A horse should be able to make small adjustments in advance on its own to avoid an obstacle (the player recognizing those obstacles and turning the horse in advance will avoid unexpectedly having your aim spoiled). The horse should have a tendency to make larger changes in both speed and direction in the face of impending disaster or impact, whether the rider likes it or not. Such sudden changes by the horse should be reduced or made more gradual and further in advance with higher riding skill, and being able to make a lance charge or run down infantry without the horse freaking out should require at least moderate skill, or familiarity between horse and rider. If an impact does occur with a solid object, the horse should take damage, possibly fall, and the rider risk being thrown off violently (both fall chance and damage to horse and rider depending on the speed of the impact, and being thrown off if the horse stays upright depending on skill). If you screw up badly enough, you should suffer the consequences.
A fleeing horse should more-or-less maintain direction (with some small random variation) unless there's something in its way, in which case it should turn in advance slightly to avoid it. Once clear of impending threats (people or non-horse animals), the horse should randomly either slow to a walk (until it leaves the field) or stop.

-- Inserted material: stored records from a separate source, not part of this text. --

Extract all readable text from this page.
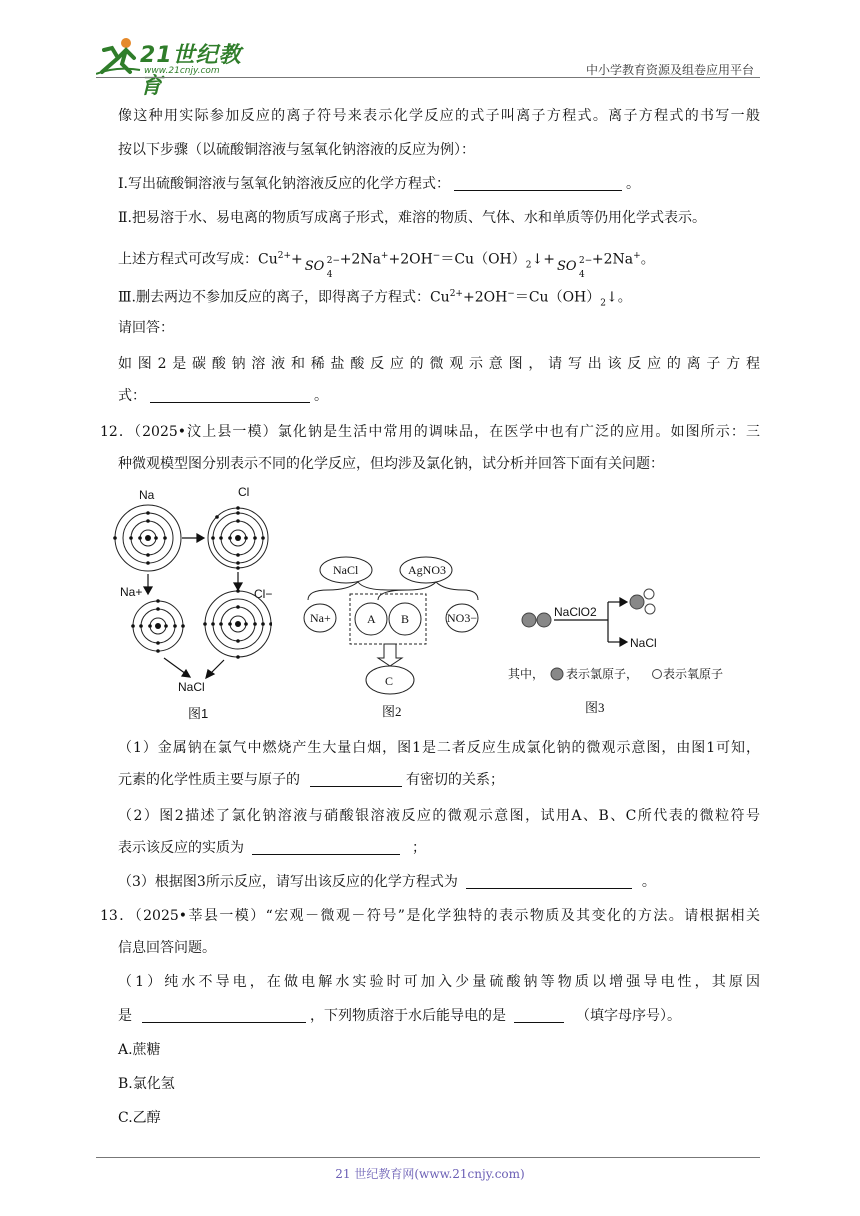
21世纪教育
www.21cnjy.com	中小学教育资源及组卷应用平台
像这种用实际参加反应的离子符号来表示化学反应的式子叫离子方程式。离子方程式的书写一般
按以下步骤（以硫酸铜溶液与氢氧化钠溶液的反应为例）：
Ⅰ.写出硫酸铜溶液与氢氧化钠溶液反应的化学方程式：	。
Ⅱ.把易溶于水、易电离的物质写成离子形式，难溶的物质、气体、水和单质等仍用化学式表示。
上述方程式可改写成：$Cu^{2+}+$ SO 2−
4
$+2Na^++2OH^-=Cu(OH)_2↓+$ SO 2−
4
+2Na+。
Ⅲ.删去两边不参加反应的离子，即得离子方程式：$Cu^{2+}+2OH^-=Cu(OH)_2↓$。
请回答：
如图2是碳酸钠溶液和稀盐酸反应的微观示意图，请写出该反应的离子方程
式：	。
12．（2025•汶上县一模）氯化钠是生活中常用的调味品，在医学中也有广泛的应用。如图所示：三
种微观模型图分别表示不同的化学反应，但均涉及氯化钠，试分析并回答下面有关问题：
Na	Cl
Na+	Cl−
NaCl
图1
NaCl	AgNO3
Na+	A B	NO3−
C
图2
NaClO2
NaCl
其中， 表示氯原子， 表示氧原子
图3
（1）金属钠在氯气中燃烧产生大量白烟，图1是二者反应生成氯化钠的微观示意图，由图1可知，
元素的化学性质主要与原子的	有密切的关系；
（2）图2描述了氯化钠溶液与硝酸银溶液反应的微观示意图，试用A、B、C所代表的微粒符号
表示该反应的实质为	；
（3）根据图3所示反应，请写出该反应的化学方程式为	。
13．（2025•莘县一模）“宏观－微观－符号”是化学独特的表示物质及其变化的方法。请根据相关
信息回答问题。
（1）纯水不导电，在做电解水实验时可加入少量硫酸钠等物质以增强导电性，其原因
是	，下列物质溶于水后能导电的是	（填字母序号）。
A.蔗糖
B.氯化氢
C.乙醇
21 世纪教育网(www.21cnjy.com)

As pointed out, having the horse crash into trees and rocks is unrealistic and NOT fun. Having the horse behave like a car (it does EXACTLY what you direct, until it can't and things go wrong) is unrealistic, and not much fun in my opinion. Besides, that also makes the horse a bit too overpowered too easily, because you gain the benefits of a combat mount with ANY horse. Granted, a highly skilled horseman on a large, powerful mount SHOULD be overpowered, but it should take a lot of work to reach that mark, not be something you gain just by paying the few hundred credits for some tame riding horse and devoting a single point of skill to riding. That riding horse should be EXTREMELY reluctant to charge into a line of men, and a bit skittish even about running into one lone guy, without proper training of both horse and rider.
Basically, I want cavalry in Bannerlord to BECOME as powerful as in original M&B, not be that powerful from the start, yet be easy to learn for a new player. That takes a dependence on character skills, and not so much dependence on player skill.